The prospect of the fairytale princess moment, that balcony kiss, brought the crowds surging into The Mall.
The first was brief. Many blinked and missed it. The crowd chanted: "Kiss her again! Kiss her again!"
A few minutes later the newlyweds obliged, and the throng erupted.
They had waited patiently, some for days, to see what they could of the biggest royal wedding since the groom's parents, Charles and Diana, married in 1981.
As the real festivities got under way for the Royal Family and their friends and guests, the crowds in central London began to file away, exhausted.
Lindi Fairweather and Sandy Benkenstein hugged as William and Catherine left the balcony. Tears were running down their cheeks.
"We haven't stopped crying. It was just so beautiful," says Lindi, from Pretoria in South Africa.
"We've been here at this spot since 3.30am. We've had two days in London, and it's been a dream. We were so in love with [Princess] Diana. We decided to come because we'd never have a chance to see the heir to the throne married again."
And, like many, they almost missed what they had been waiting for. "We missed the first kiss! But it was a nice long one the second time."
The whole balcony scene was "not long enough," says Sandy, but they still believed every second was worth the wait.
"We wouldn't have missed this for the world. We are born and bred royalists, I'm afraid."
Earlier, as the marriage ceremony was approaching, it had already been a long day for the wedding party and public alike.

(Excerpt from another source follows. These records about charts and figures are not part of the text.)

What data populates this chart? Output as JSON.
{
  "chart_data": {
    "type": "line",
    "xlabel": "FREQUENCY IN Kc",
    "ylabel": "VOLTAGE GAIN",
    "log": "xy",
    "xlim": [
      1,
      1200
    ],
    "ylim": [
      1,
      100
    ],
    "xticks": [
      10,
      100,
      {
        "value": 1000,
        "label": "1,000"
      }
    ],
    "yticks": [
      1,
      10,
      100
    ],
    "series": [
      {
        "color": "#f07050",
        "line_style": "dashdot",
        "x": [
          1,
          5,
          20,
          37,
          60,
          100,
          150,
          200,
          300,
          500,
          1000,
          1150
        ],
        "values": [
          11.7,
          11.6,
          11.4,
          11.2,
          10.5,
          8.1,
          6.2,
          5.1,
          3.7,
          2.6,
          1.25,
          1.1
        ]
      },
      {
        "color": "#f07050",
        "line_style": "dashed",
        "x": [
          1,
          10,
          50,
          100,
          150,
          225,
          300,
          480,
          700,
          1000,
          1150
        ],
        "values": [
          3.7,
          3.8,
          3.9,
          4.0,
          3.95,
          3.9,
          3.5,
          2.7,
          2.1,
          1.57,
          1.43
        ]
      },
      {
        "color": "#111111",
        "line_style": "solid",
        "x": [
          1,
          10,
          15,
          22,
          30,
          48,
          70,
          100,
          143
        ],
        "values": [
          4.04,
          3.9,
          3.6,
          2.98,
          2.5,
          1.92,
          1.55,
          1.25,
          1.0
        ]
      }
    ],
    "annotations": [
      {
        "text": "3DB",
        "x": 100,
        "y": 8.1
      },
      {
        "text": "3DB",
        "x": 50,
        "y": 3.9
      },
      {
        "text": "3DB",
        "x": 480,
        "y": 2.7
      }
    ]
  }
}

As the crowds grew there was near gridlock in some parts. Well-wishers clutched cardboard periscopes to catch a glimpse of a frock, the edge of a hat rim. Cameras, iPads and phones were held aloft and used to view the proceedings retrospectively.
As the wedding party began leaving Buckingham Palace for the abbey, waves of sound would travel up The Mall, building into cheers and claps, and shouts like, "it's the Queen, in yellow!"
Watches were checked, and checked again, as the time approached for the bride to pass by. "She's there, this is it, I can see a full veil and lace," exclaimed a man to his wife, from their position on a ladder.
The ladder had been a last-minute plan - they had dashed home to their flat in Victoria to get it once they realised they had no hope of seeing anything from the back of the crowd on The Mall.
An old naval colleague of Prince Charles, who had been an usher at his wedding to Diana, he didn't want to be named. What happened to their invite for this wedding? "Us? We're the wrong generation now."
As the wedding ceremony was played out through speakers, the sun finally burned through the damp and bone-chilling clouds. People laid out picnics and listened.
St James's Park, lined with food outlets and "Royal Wedding Gin & Tonic" stands, was like the scene of a mildly boozy music festival.
At each important moment - the "I wills", the man and wife pronouncement - there was a cheer.
It was a people-watcher's paradise. Outfit after outfit passed down The Mall as the crowds milled around. There were people in wedding gowns, cocktail wear, fascinators, tiaras, crowns and every type of union jack regalia imaginable.
Ten-week old Eurasier puppy Rogue donned a union jack neckerchief for the occasion.
Breeders Olwen and Stacey Watkins had brought Olwen's three daughters to give them an experience they wouldn't forget. Fellow spectators flocked around the dog, who had posed happily for photos all day.
"She's been really good. All the policeman have been asking to hold her. The atmosphere has been really nice. I've never been to anything like this before," says Olwen.
The ceremony over, the crowd thickened further on The Mall as thousands strained to get a glimpse of the returning couple, now the Duke and Duchess of Cambridge.
Allison and Shawn Benton, from Kansas, were excited they had managed to capture some video of Catherine's return.
"This is our first time in London. We got lucky," she says.
Before long the surge towards The Mall began. Tempers frayed, just a little, as everyone jostled for position.
The balcony moment came, then the "ooh" and "aah" of the flypast, and it was over.
As some people shuffled away, one group of women - from Australia, New Zealand, Switzerland and Greece - were determined, it seems, to keep their fairytale princess dreams alive.
All donning t-shirts that read "we're not worried… Harry's still available," they got ready to leave, after a night camping out. And as they did so, one added: "Harry seems like the fun one anyway."